Dawn, I'm not sure that's really the answer to the question he actually asked...
J2EE is an umbrella for many, many different APIs. Remember that an API is just a
specification for some code; it's not the code itself. In
Java, the specification takes the form of a set of interfaces, and some instructions for using them. Most of what's in j2ee.jar is exactly those interfaces, and nothing more. The J2EE spec by itself doesn't
do anything. To actually run, you need an
implementation of some parts of those specs.
Then there's the J2EE (or JEE, as it's really called these days)
reference implementation, which includes an implementation of every one of the J2EE APIs.
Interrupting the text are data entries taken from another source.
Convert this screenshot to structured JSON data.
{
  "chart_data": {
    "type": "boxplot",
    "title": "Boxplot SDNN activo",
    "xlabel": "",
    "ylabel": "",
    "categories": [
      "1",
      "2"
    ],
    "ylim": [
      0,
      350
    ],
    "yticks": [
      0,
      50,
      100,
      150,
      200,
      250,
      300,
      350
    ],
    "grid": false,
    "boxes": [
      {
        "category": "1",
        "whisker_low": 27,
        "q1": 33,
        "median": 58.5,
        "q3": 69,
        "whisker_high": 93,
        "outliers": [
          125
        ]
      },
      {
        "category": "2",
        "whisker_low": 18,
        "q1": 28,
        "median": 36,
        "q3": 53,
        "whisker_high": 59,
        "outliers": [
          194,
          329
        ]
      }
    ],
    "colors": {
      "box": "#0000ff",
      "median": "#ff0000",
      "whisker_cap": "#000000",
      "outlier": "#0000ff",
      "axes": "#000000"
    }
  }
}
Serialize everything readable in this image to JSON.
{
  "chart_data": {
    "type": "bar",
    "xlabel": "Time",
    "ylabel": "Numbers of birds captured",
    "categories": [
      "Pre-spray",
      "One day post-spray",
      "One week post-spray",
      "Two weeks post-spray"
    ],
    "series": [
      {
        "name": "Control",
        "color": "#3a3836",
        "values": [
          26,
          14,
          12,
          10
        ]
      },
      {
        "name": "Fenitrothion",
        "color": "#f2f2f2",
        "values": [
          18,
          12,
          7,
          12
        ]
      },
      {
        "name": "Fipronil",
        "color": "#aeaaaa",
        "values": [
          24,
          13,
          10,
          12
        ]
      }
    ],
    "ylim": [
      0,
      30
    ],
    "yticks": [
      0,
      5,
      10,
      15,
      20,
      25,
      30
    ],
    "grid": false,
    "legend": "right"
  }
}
That makes it an
application server. They're not necessarily the
best implementations -- they're just something to
test against, maybe run small deployments. For industrial-strength deployments, you need a more substantial implementation like
JBoss, Websphere, etc.
Tomcat is a web container; it implements only parts of J2EE, notably the
servlet and
JSP specs. It provides some tools for using the
JDBC spec. It provides a security infrastructure. Plus, you can use other J2EE APIs like JavaMail by plugging in an implementation obtained from any other source.
In general, if you need to use Enterprise Java Beans, you need an application server. If you're only going to use servlets and JSPs, then you just need a web container. You
can, generally, run your servlets and JSPs in a full-on application server -- but it's overkill.